Match extends background check to two more dating apps TechCrunch
Match Group expands partnership with background check service garbo, a nonprofit founded by women and survivors, is bringing the free safety feature to its namesake app, Match, and single-parent dating app, Stir, after its initial launch on Tinder. The new feature gives dating app users easy access to public information about arrests, convictions and records of sex offenders. If a user discovers that their potential date has a history of violence, they can report the account for deletion and block the user.
The call for increased protections follows numerous reports over the years that have highlighted potential safety issues associated with online dating, including the risk of sexual assault, harassment and violence.
And while everyone should take safety precautions when dating online, it’s even more necessary for people with children to weigh the risks of bringing a stranger they met online into their lives. This new feature on Stir can help ease the minds of single parents in this regard.

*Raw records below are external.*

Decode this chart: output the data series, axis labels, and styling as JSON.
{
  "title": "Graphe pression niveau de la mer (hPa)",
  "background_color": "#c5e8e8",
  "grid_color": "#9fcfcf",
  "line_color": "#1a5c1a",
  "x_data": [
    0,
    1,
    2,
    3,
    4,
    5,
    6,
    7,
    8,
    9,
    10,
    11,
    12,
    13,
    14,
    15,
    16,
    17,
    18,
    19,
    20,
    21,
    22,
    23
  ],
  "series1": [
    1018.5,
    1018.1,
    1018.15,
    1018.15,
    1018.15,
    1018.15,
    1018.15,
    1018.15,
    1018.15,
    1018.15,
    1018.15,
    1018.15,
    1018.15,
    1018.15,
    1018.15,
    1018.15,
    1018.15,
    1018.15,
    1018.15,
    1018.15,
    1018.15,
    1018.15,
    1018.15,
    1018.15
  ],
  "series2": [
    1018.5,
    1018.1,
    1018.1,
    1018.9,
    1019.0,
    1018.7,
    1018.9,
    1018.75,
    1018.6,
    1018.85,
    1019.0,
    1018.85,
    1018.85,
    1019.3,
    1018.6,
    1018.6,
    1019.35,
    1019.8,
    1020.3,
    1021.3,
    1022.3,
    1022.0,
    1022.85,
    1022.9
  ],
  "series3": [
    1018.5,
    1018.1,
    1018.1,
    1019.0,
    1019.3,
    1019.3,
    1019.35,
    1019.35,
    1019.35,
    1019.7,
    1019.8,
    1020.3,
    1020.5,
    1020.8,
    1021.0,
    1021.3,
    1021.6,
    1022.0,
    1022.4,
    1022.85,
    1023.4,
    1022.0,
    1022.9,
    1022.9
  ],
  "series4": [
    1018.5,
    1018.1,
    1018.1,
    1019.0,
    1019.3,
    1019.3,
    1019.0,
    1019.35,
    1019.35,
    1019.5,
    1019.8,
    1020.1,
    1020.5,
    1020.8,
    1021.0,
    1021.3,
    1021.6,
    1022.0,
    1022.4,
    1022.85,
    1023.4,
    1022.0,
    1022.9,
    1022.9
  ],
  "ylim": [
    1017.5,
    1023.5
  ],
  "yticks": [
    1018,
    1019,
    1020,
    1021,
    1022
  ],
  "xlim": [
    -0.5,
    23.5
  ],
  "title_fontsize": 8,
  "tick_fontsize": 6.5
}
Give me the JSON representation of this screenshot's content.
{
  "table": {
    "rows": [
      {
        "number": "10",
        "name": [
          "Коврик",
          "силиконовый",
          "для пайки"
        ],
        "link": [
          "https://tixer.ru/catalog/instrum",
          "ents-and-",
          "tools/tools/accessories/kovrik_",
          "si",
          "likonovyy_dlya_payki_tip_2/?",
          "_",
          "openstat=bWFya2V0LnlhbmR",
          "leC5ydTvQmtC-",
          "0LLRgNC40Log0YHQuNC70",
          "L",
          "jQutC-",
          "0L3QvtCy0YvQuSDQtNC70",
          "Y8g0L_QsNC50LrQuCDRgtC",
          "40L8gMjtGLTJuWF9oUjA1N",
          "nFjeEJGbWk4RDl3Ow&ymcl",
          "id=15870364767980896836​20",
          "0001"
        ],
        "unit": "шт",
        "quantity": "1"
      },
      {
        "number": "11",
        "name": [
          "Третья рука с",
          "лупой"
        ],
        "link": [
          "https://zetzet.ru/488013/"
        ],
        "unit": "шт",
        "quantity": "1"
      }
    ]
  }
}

Match and Stir will start popping up a prompt with a link to Garbo’s website in the app’s chat feature. If you message someone and arrange a meeting with them, a box will appear asking if you want to perform a background check. The option is also available in Application Security Centers.
Premium users will receive four free searches, while free subscribers will receive two background searches. Members can then purchase search credits directly from Garbo for $3.25 to $2.50 per search plus a small processing fee of $0.75.

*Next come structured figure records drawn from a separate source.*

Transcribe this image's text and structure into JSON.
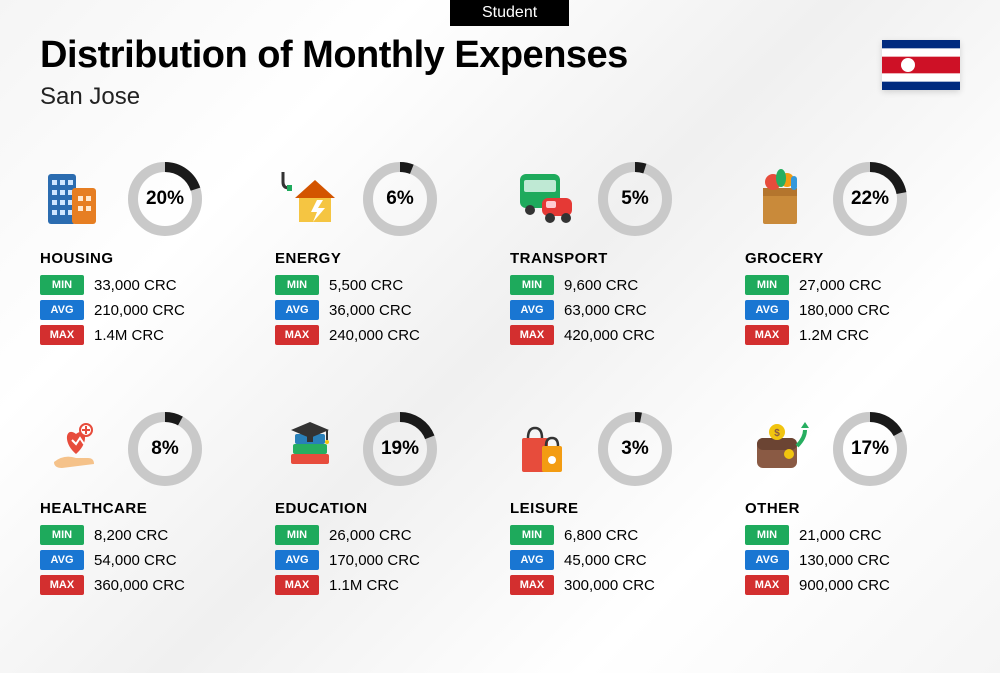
{
  "tag": "Student",
  "title": "Distribution of Monthly Expenses",
  "subtitle": "San Jose",
  "currency": "CRC",
  "labels": {
    "min": "MIN",
    "avg": "AVG",
    "max": "MAX"
  },
  "ring": {
    "track_color": "#c9c9c9",
    "progress_color": "#1a1a1a",
    "stroke_width": 10
  },
  "flag": {
    "stripes": [
      "#002b7f",
      "#ffffff",
      "#ce1126",
      "#ce1126",
      "#ffffff",
      "#002b7f"
    ],
    "emblem_bg": "#ffffff"
  },
  "categories": [
    {
      "key": "housing",
      "name": "HOUSING",
      "pct": 20,
      "min": "33,000",
      "avg": "210,000",
      "max": "1.4M",
      "icon": "buildings"
    },
    {
      "key": "energy",
      "name": "ENERGY",
      "pct": 6,
      "min": "5,500",
      "avg": "36,000",
      "max": "240,000",
      "icon": "house-bolt"
    },
    {
      "key": "transport",
      "name": "TRANSPORT",
      "pct": 5,
      "min": "9,600",
      "avg": "63,000",
      "max": "420,000",
      "icon": "bus-car"
    },
    {
      "key": "grocery",
      "name": "GROCERY",
      "pct": 22,
      "min": "27,000",
      "avg": "180,000",
      "max": "1.2M",
      "icon": "grocery-bag"
    },
    {
      "key": "healthcare",
      "name": "HEALTHCARE",
      "pct": 8,
      "min": "8,200",
      "avg": "54,000",
      "max": "360,000",
      "icon": "heart-hand"
    },
    {
      "key": "education",
      "name": "EDUCATION",
      "pct": 19,
      "min": "26,000",
      "avg": "170,000",
      "max": "1.1M",
      "icon": "books-cap"
    },
    {
      "key": "leisure",
      "name": "LEISURE",
      "pct": 3,
      "min": "6,800",
      "avg": "45,000",
      "max": "300,000",
      "icon": "shopping-bags"
    },
    {
      "key": "other",
      "name": "OTHER",
      "pct": 17,
      "min": "21,000",
      "avg": "130,000",
      "max": "900,000",
      "icon": "wallet-up"
    }
  ]
}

Tracey Breeden, safety and social advocacy manager for Match Group, wrote in a announcement, “The goal is to democratize access to information by providing low-cost background checks, which have historically been difficult to access and prohibitively expensive.”

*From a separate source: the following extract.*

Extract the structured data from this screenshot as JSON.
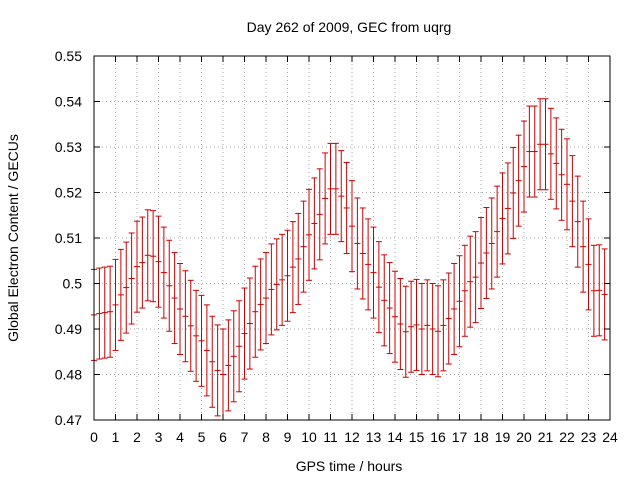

According to Match Group, more of its US brands will also see the background check feature added. The company has not yet specified when and where these updates will be made.
To search for a potential date, users must provide the person’s name and phone number. If Garbo is still unable to extract relevant public records, the user may need to provide age, location, and other details. This might be difficult for some people as it is difficult to request a date for their address because you are suspicious of them.
The maker of the dating app notes that the person will not be notified that you are performing a background check.
Because of the dating app confidentiality requirements, Match cannot provide information that you do not already know based on the person’s profile or what they have told you personally. Garbo and Match are separate entities, so no search information is shared between the companies.
Match Group has been accused of failing to screen its services in the past. In 2019, a report by ProPublica and Columbia Journalism Investigations addressed the issue of sexual predators on dating apps owned by Match.
In January 2020, Representative Raja Krishnamoorthi, Chairman of the Economic and Consumer Policy Sub-Committee, launched an investigation in some of the biggest dating platforms following reports that underage users were on the apps, companies were selling or sharing personal data and free dating apps allow registered sex offenders to use them.
“Our concern about the use of dating apps by minors is reinforced by reports that many popular free dating apps allow registered sex offenders to use them, while paid versions of these same apps screen out sex offenders. Protection from sexual predators should not be a luxury reserved for paying customers,” wrote President Krishnamoorthi.
In an effort to help tackle issues around sexual violence, Match Group invested seven figures in 2021 ahead of Garbo’s public launch. Earlier this year, the company introduced Garbo-powered background checks to Tinder, its flagship dating app. Match Group funds the two to four free searches for users, according to the Tinder site.